The European Union (EU) and Iran announced Saturday that stalled nuclear talks would resume "in the coming days", following a surprise visit to Tehran by the bloc's foreign police chief.
Head of EU diplomacy Josep Borrel, who has pushed to break the diplomatic deadlock, made the announcement with the Iranian foreign minister Hossein Amir-Abdollahian at a press conference in the Iranian capital.
Talks between Iran and the major powers - Russia, United States, China, France, United Kingdom and Germany - over Tehran's nuclear programme have stagnated since March.
A key obstacle to the discussions has been tension between US and Iranian officials, with each side blaming the other for the stalemate.
The purpose of the talks is to revive the 2015 JCPOA pact, which placed limitations on Iran's nuclear programme in exchange for sanctions relief.
In 2018, then-US President Donald Trump pulled out of the deal and reimposed crippling sanctions on the country, despite broad Iranian compliance to its terms.
Since then, Iran has reigned on a number of aspects of the deal, putting it into conflict with the US.

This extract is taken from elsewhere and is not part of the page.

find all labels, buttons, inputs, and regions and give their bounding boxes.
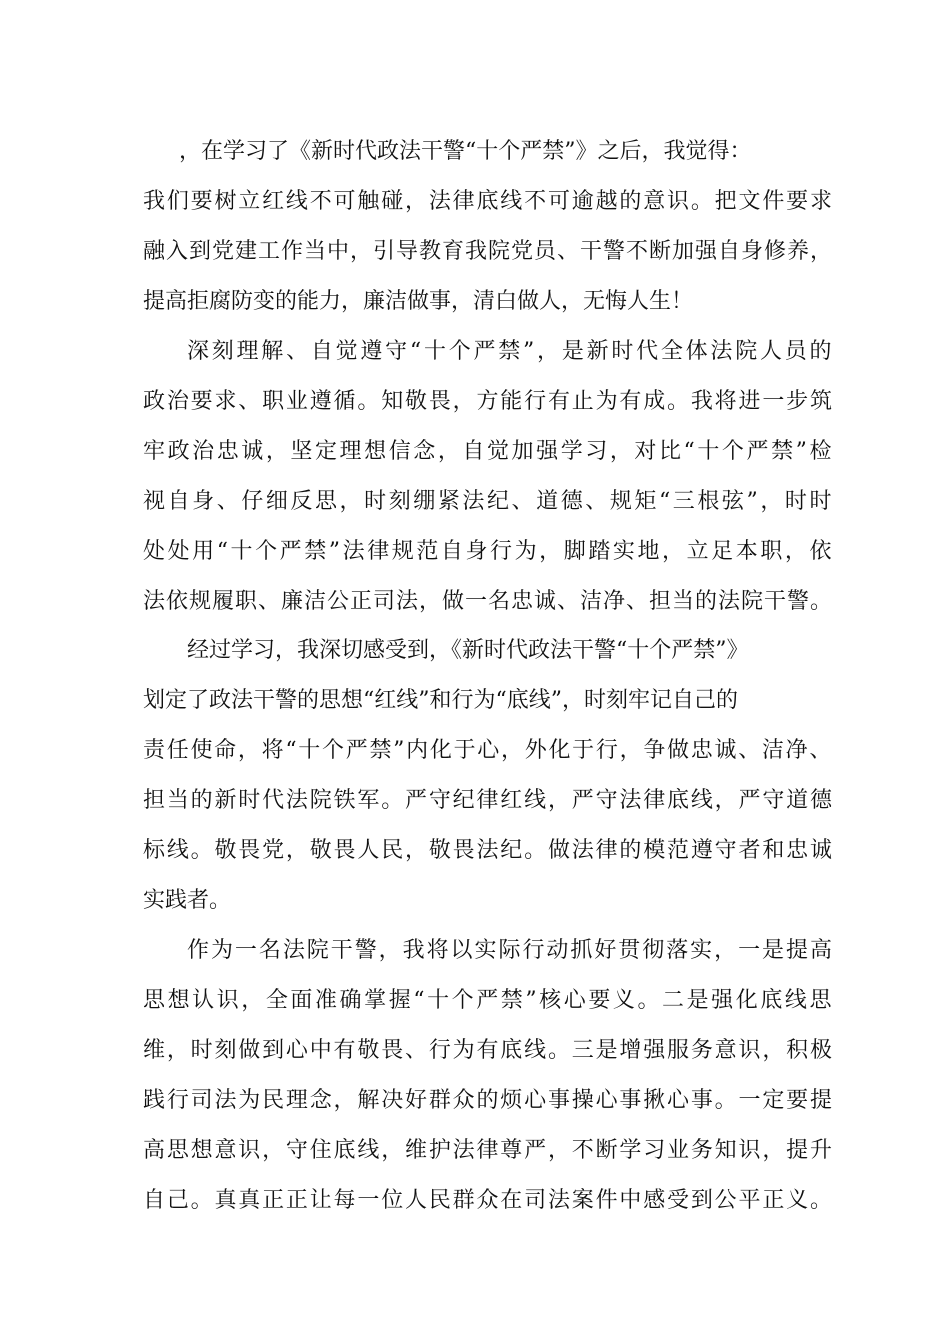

Concluded by Iran and the six powers, the JCPOA aims to guarantee the civilian nature of Tehran's nuclear program, in exchange for a gradual lifting of sanctions that have suffocated the Iranian economy.
Iran has been accused of developing nuclear technology for atomic weapons - something it denies, insisting the technology is primarily for peaceful purposes.
"We are prepared to resume talks in the coming days," said Amir-Abdollahian. "What is important for Iran is to fully receive the economic benefits of the 2015 accord," describing Saturday's meeting as "long but positive".
The JCPOA appeared close to being revived in March, following 11 months of indirect talks between Tehran and the US under President Joe Biden, with the EU acting as a go-between.
But they became bogged down over Tehran's insistence that Washington removes the Islamic Revolutionary Guard Corps (IRGC) from the US Foreign Terrorist Organisation, according to Reuters news agency.
The IRGC is an elite security force in Iran, which has huge political influence and controls large sections of the country's economy.
"We are expected to resume talks in the coming days and break the impasse. It has been three months and we need to accelerate the work," said Borrell.
"I am very happy about the decision that has been made in Tehran and Washington,"
"We will resume discussions on the JCPOA in the coming days," he added. "And when I say in the next few days I mean quickly and immediately".